Sonya Santos

El Camino Real de Tierra Adentro

Más que comercio, el El Camino Real de Tierra Adentro fue un viaje de sabores, técnicas e ingredientes que dieron forma a la herencia gastronómica mexicana, escribe Sonya Santos.

Hay caminos que no solo conectan ciudades, sino que trazan destinos culturales. Tal es el caso del Camino Real de Tierra Adentro, activo entre 1598 y 1882, una ruta de más de 2,500 kilómetros que unía la Ciudad de México con Santa Fe, en lo que hoy es Nuevo México. Durante casi tres siglos fue la gran arteria del norte, donde por ahí circularon caravanas de plata, mercancías, soldados, misioneros y viajeros. Pero también fluyó algo menos visible y más profundo; los sabores, técnicas y alimentos que conformarían una de las herencias más duraderas de nuestra historia, la culinaria.

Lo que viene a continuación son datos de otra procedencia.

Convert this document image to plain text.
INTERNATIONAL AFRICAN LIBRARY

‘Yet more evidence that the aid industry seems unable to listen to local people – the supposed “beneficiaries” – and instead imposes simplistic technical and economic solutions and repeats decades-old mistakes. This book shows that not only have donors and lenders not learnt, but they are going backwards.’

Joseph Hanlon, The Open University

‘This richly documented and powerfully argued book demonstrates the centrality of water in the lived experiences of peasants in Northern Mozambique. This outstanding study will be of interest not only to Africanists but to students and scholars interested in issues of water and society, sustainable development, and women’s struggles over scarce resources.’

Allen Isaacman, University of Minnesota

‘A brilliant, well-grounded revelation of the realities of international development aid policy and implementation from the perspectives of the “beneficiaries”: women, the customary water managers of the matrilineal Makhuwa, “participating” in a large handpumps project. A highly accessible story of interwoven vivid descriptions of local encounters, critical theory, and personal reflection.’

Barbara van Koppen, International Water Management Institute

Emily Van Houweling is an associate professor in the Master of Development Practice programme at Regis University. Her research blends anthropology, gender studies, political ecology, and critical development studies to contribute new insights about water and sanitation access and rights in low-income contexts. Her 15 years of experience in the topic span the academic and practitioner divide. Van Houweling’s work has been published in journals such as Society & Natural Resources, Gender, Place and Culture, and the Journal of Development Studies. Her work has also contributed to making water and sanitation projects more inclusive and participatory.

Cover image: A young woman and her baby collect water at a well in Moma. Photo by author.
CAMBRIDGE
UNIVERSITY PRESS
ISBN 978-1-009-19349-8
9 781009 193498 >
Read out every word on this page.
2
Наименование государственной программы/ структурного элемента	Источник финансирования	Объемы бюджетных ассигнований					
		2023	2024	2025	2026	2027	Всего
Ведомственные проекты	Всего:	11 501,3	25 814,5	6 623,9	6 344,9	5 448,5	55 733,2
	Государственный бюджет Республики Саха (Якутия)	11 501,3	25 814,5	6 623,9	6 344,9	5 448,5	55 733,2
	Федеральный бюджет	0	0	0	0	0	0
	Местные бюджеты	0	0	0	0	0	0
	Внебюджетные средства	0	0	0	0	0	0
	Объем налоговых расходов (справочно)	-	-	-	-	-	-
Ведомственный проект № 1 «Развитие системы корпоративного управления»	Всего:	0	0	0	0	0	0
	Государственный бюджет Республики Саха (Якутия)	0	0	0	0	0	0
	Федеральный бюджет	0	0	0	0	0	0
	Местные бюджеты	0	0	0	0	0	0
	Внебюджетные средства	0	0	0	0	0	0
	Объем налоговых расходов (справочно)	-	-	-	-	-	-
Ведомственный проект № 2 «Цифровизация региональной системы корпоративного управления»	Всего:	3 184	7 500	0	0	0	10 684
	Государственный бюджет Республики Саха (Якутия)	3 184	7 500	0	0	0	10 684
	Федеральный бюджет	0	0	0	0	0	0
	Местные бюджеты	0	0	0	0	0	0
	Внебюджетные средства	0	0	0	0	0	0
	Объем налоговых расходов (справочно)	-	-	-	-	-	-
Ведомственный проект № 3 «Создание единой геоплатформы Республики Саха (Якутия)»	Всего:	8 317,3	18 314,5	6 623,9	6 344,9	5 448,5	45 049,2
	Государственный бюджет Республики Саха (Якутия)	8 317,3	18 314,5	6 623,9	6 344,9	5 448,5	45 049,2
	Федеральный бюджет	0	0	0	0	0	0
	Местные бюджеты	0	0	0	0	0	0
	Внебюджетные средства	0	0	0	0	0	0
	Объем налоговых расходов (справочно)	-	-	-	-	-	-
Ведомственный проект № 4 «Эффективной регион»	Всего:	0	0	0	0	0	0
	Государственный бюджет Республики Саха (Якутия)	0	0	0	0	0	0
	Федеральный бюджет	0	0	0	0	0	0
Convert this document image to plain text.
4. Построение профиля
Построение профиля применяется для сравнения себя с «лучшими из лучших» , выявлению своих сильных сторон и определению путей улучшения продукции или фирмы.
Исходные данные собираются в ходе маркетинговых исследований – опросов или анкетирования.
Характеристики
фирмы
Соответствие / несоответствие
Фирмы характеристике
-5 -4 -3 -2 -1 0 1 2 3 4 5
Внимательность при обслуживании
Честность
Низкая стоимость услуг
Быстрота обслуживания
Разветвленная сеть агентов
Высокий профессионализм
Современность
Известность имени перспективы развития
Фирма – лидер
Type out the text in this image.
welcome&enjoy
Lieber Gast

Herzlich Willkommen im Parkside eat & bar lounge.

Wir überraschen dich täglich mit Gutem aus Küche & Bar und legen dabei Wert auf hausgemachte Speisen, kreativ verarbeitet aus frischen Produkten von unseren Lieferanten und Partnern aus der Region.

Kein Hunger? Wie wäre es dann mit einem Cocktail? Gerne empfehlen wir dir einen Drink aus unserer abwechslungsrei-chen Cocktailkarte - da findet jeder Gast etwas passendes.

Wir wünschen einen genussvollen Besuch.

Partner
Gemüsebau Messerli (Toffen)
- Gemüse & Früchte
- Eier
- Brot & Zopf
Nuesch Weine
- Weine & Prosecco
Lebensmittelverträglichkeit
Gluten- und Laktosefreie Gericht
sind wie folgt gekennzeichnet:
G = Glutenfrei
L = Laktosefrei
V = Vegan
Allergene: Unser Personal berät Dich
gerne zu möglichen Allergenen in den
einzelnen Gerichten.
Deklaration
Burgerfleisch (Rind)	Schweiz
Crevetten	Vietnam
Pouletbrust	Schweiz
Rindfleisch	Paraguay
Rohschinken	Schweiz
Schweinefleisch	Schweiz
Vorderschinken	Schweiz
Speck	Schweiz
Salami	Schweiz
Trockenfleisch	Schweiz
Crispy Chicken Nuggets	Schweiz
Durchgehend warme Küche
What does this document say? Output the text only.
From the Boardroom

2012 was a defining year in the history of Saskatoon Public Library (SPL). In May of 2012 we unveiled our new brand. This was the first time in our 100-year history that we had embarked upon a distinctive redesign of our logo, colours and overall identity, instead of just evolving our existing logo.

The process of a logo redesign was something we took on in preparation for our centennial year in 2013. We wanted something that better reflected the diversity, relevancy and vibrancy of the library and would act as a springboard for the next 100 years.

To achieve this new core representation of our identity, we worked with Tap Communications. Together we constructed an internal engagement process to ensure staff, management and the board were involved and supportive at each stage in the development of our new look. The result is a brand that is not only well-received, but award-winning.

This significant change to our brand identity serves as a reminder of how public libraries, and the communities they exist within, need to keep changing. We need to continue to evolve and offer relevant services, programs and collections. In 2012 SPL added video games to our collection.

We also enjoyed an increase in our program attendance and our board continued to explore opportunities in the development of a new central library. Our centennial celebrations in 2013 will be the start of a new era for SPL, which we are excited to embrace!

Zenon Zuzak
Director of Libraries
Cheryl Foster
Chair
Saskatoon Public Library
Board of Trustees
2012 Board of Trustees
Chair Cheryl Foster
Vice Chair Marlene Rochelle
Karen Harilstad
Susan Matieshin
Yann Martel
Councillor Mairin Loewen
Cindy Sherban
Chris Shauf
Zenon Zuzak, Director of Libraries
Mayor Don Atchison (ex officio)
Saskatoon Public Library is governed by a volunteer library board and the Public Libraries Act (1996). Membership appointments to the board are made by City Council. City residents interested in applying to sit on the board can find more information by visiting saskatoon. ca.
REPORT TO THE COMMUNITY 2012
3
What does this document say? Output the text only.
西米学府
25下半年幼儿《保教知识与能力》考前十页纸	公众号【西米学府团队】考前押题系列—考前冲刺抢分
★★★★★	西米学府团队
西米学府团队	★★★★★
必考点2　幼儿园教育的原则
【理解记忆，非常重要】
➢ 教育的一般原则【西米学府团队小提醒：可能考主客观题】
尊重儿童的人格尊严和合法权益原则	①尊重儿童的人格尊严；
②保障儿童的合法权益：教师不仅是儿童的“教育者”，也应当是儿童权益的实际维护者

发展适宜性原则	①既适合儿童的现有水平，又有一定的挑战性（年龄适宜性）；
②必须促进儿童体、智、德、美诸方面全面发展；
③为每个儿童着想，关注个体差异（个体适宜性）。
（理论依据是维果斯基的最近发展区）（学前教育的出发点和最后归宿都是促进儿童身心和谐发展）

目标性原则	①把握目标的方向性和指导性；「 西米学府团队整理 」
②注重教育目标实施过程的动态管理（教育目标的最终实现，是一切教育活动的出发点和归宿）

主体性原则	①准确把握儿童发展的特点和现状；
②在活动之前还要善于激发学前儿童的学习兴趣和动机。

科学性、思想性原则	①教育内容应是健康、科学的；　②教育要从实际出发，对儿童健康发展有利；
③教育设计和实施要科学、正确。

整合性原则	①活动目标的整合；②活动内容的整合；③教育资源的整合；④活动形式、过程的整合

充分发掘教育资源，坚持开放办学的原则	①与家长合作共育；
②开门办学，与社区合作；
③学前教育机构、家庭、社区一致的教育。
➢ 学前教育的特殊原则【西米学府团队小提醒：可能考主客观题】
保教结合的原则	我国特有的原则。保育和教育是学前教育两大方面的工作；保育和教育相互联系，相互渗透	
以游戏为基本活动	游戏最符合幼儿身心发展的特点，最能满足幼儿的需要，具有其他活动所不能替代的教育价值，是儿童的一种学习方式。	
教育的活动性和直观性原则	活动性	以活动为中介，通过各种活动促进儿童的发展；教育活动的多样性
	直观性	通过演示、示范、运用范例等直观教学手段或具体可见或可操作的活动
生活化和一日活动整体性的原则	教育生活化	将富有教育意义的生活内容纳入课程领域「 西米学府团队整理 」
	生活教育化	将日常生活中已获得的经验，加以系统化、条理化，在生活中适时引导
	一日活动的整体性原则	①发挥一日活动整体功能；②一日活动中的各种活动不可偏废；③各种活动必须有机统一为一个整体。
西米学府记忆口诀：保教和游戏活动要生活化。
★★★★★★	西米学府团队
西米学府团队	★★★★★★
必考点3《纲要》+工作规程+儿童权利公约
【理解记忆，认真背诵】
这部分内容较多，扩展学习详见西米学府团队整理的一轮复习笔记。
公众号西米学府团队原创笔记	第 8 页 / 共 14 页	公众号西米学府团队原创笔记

El trayecto podía tardar hasta seis meses de ida y vuelta, dependiendo de las condiciones climáticas, los ataques de grupos hostiles o las dificultades del terreno. Cada caravana debía prever el camino hacia Santa Fe, y también su regreso a la Nueva España, cargando con lana, pieles, artesanías locales y, sobre todo, nuevas costumbres e ingredientes que transformaban las cocinas del centro y sur del virreinato. El viaje no era solo de mercancías, era un intercambio cultural de ida y vuelta.

El itinerario atravesaba ciudades clave como Querétaro, San Miguel el Grande, Zacatecas, Durango y Chihuahua, hasta culminar en Santa Fe. Esa villa, fundada en 1610, representaba el enclave más septentrional del Imperio español, la frontera entre lo conocido y lo incierto. Allí llegaban los cargamentos de harina del Bajío, las frutas secas de Guanajuato, los chiles de Querétaro y los animales de pastoreo del occidente, para encontrarse con el maíz azul, los frijoles pintos y las carnes secas de los pueblos originarios del norte. Santa Fe funcionaba como nodo de redistribución y como laboratorio cultural, donde se entrelazaban lo europeo, lo indígena y lo mestizo.

El viaje mismo era una escuela de alimentación. Las caravanas debían prever provisiones capaces de resistir largos trayectos, llevaban pinole, tasajo, tortillas duras, gorditas de maíz, queso seco y frijoles cocidos que se recalentaban en fogones improvisados. Estos alimentos, además de ser recursos prácticos, se convirtieron en símbolos de resistencia y de identidad, que acompañaron a comerciantes, soldados y familias enteras en su tránsito hacia el septentrión.

De este flujo surgieron huellas gastronómicas que permanecen hasta hoy. En todo el corredor dejaban a su paso las conservas de frutas y los caldos robustos que recordaban la cocina castellana adaptada a ingredientes locales. La mesa del Camino Real de Tierra Adentro no era uniforme, era un mosaico en constante movimiento, que probaba que la cultura también viaja envuelta en ollas y costales.

Mirar hacia Santa Fe es reconocer que aquel destino final condensaba mercancías y representaba la expansión de una frontera cultural, donde la comida fue puente, resistencia y herencia. En cada regreso de las caravanas a la Nueva España volvía el eco de los mercados de Santa Fe, una memoria compartida que, hasta hoy, se paladea en cada platillo de nuestra tradición.